In “face-down” assembly, the chip, with its bond pads facing downwards, is adhered to a thin, pre-patterned copper film using non-conductive adhesive. After applying resin-coated copper film (RCC) or prepreg, the chip is embedded by vacuum lamination. The components are then electrically interconnected through microvias. As in conventional PCB assembly, laser drilling, desmearing, through-hole activation and galvanic copper deposition can all be used to fashion the microvias. The conductive pattern is created by photolithographic patterning of the substrate’s copper layer, followed by etching. Finally, the substrates with the embedded chips can then be processed into multilayer build-ups just like conventional PCB inner layers. The “face-down” approach is already popular in series manufacturing and is particularly suited to components with small pitch.
In “face-up” assembly, which was developed by Fraunhofer IZM, the bottom side of the chip is mounted. The processing steps are identical to those in the “face-down” technique. However, the alignment of the chip in the PCB and, consequently, the interconnection, differs. Because the connection of the die by microvias is made through the embedding material, the base substrate is not limited to a copper foil. Other materials can be used, such as thick copper or pre-patterned inner layers. Furthermore, large-area bonding of the chip to the substrate is also possible using conductive materials, such as conductive adhesives, solder joints and sinter materials, instead of just non-conductive adhesive. The “face-up” technique is particularly suited to the embedding of vertical components, such as power MOSFETs, IGBTs and diodes.
Research and Development
Key research areas at Fraunhofer IZM include developing novel techniques for embedding electronic components in PCBs, investigating new basic and packaging materials and developing new processes for manufacturing HDI substrates. In detail, our current research focuses on:
- The investigation of new materials: analysis of basic materials with high glass transition temperatures (Tg) and low coefficients of thermal expansion
- The investigation of new materials forpower electronic applications: analysis of basic materials with high thermal conductivity and good electrical insulation
- Development of new materials for die attach: manufacture of thermally and electrically conductive interconnect materials such as silver sintering pastes, which can join materials at low temperatures without the application of pressure
- HDI patterning using semi-additive techniques: reduction of trace and pitch width from the current standard of 50 µm to 15 µm
- Interconnection of semiconductor chips: reduction of contact pitch from the current standard of 120 µm to a targeted 50 µm
- Module and housing designs for multilayer assemblies: development of embedded components with several layers for maximum miniaturization
Methods and Equipment
Fraunhofer IZM’s process development makes use of both destructive and non-destructive testing. Our technologies include light microscopy, scanning laser microscopy (SEM) and X-ray computed tomography (X-ray CT).

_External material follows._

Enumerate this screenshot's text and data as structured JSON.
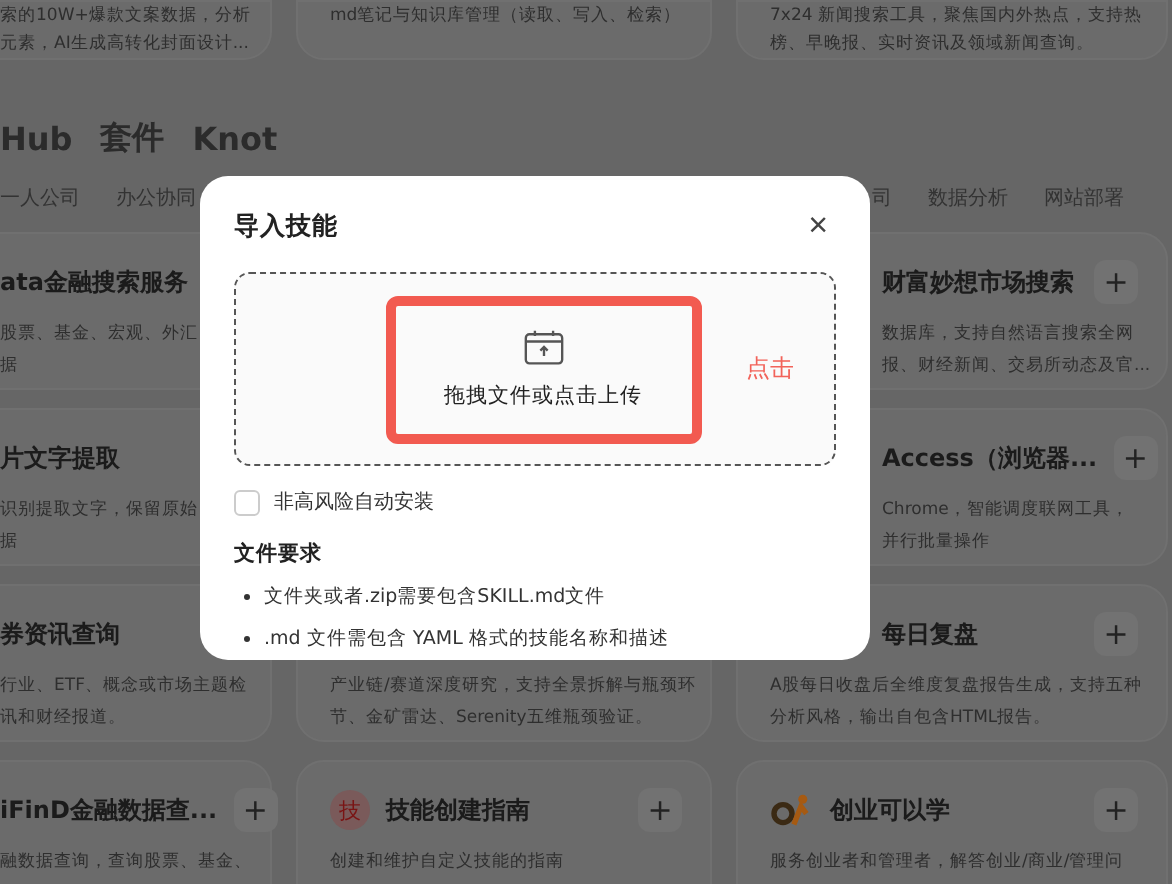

Microstructural analysis methods such as focused ion beam (FIB) are also available. The institute’s equipment also includes a flying probe tester (FPT) with 6 probes for detecting electrical failures.
Fraunhofer IZM helps technology and product developers:
- Select and qualify processing materials
- Design and manufacture customized prototypes
- Perform reliability testing on prototypes
- Implement process transfer
To provide these services, the institute has established a substrate technology line able to process substrates of up to 610 mm x 456 mm in single run. The processing line comprises the following individual steps:
- High-precision component placing
- Vacuum lamination pressing for manufacturing multilayer assemblies and embedding components
- UV laser drilling and patterning
- Mechanical drilling and milling
- Photolithographic patterning using laser direct imaging and dry film photo resist
- Horizontal spraying for HDI patterning
- Horizontal spray etching and photoresist stripping
- Automated and manual galvanic equipment